Entre esses desafios, um dos mais visíveis – e menos discutidos – é o acesso da fauna ao lixo doméstico e público. Animais revirando lixeiras e sacos de lixo não são apenas uma imagem rotineira; são o reflexo de um problema estrutural: os resíduos estão facilmente disponíveis e as lixeiras atuais não foram pensadas para uma cidade que compartilha o território com a fauna.
O contato com resíduos humanos expõe os animais a alimentos inadequados, doenças, objetos perigosos e até interações agressivas com a população. E mais: esses comportamentos se perpetuam, pois são aprendidos e transmitidos entre os grupos. O que começa com um macaco curioso termina com bandos inteiros frequentando rotas de coleta de lixo, colocando em risco os próprios animais e as pessoas.
A solução existe e já foi aplicada com sucesso em outras cidades e países: lixeiras anti-fauna. Em diversos países, especialmente aqueles com forte presença de fauna em áreas urbanizadas, como Canadá, Estados Unidos, Austrália e partes da Europa, o uso de lixeiras anti-fauna é uma política pública consolidada.
Nessas regiões, a convivência com animais como ursos, guaxinins e aves exigiu soluções que evitassem tanto o contato direto quanto a dependência alimentar dos animais em relação ao lixo humano. As lixeiras são projetadas com mecanismos de travamento automático, tampas de pressão, estruturas reforçadas e até sistemas inteligentes que registram tentativas de abertura.
Essas medidas vêm acompanhadas de campanhas educativas e regulamentações que proíbem a alimentação intencional da fauna, mostrando que a combinação entre tecnologia, educação e regulação pode reduzir drasticamente os conflitos e proteger tanto os animais quanto as pessoas. Londrina, com sua biodiversidade urbana singular, tem condições de seguir o mesmo caminho.

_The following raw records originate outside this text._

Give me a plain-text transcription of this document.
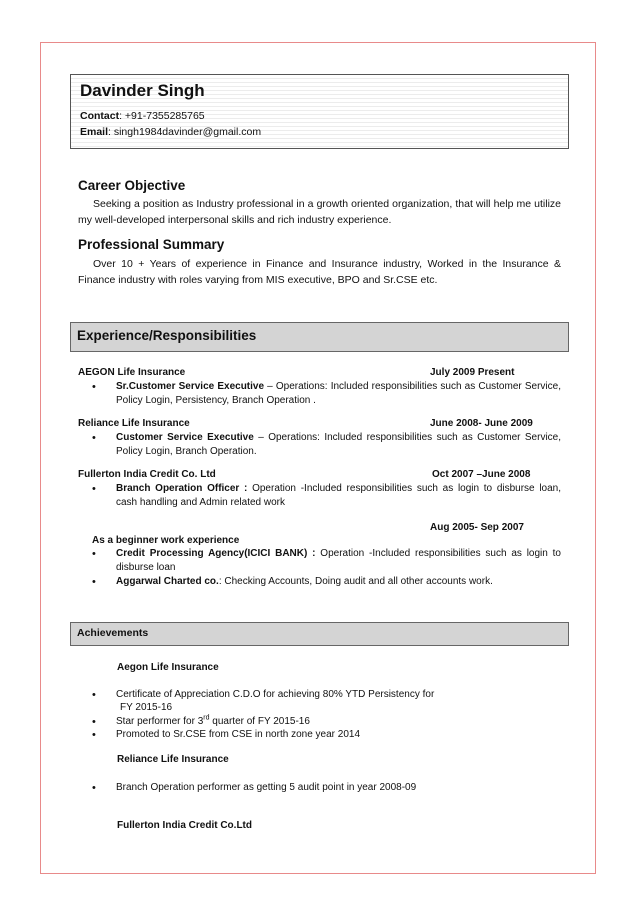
Davinder Singh
Contact: +91-7355285765
Email: singh1984davinder@gmail.com
Career Objective

Seeking a position as Industry professional in a growth oriented organization, that will help me utilize my well-developed interpersonal skills and rich industry experience.

Professional Summary

Over 10 + Years of experience in Finance and Insurance industry, Worked in the Insurance & Finance industry with roles varying from MIS executive, BPO and Sr.CSE etc.

Experience/Responsibilities
AEGON Life Insurance	July 2009 Present
• Sr.Customer Service Executive – Operations: Included responsibilities such as Customer Service, Policy Login, Persistency, Branch Operation .
Reliance Life Insurance	June 2008- June 2009
• Customer Service Executive – Operations: Included responsibilities such as Customer Service, Policy Login, Branch Operation.
Fullerton India Credit Co. Ltd	Oct 2007 –June 2008
• Branch Operation Officer : Operation -Included responsibilities such as login to disburse loan, cash handling and Admin related work
Aug 2005- Sep 2007
As a beginner work experience
• Credit Processing Agency(ICICI BANK) : Operation -Included responsibilities such as login to disburse loan
• Aggarwal Charted co.: Checking Accounts, Doing audit and all other accounts work.
Achievements
Aegon Life Insurance
• Certificate of Appreciation C.D.O for achieving 80% YTD Persistency for
FY 2015-16
• Star performer for 3rd quarter of FY 2015-16
• Promoted to Sr.CSE from CSE in north zone year 2014
Reliance Life Insurance
• Branch Operation performer as getting 5 audit point in year 2008-09
Fullerton India Credit Co.Ltd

Como coordenadora do Laboratório de Ecologia e Comportamento Animal da UEL (Universidade Estadual de Londrina), venho acompanhando há anos o comportamento dos macacos-prego que vivem no Parque Arthur Thomas e em outros fragmentos urbanos. Vemos, na prática, os efeitos da alimentação antrópica sobre seus padrões de movimento, saúde e bem-estar. Já passou da hora de incorporarmos essa discussão nas políticas públicas de manejo urbano.
Investir em lixeiras seguras é uma ação concreta de conservação e saúde pública. É reconhecer que a cidade não é só nossa – e que a responsabilidade pelo convívio é inteiramente humana.
Ana Paula Vidotto Magnoni, professora do departamento de Biologia Animal e Vegetal do Centro de Ciências Biológicas da Universidade Estadual de Londrina (UEL)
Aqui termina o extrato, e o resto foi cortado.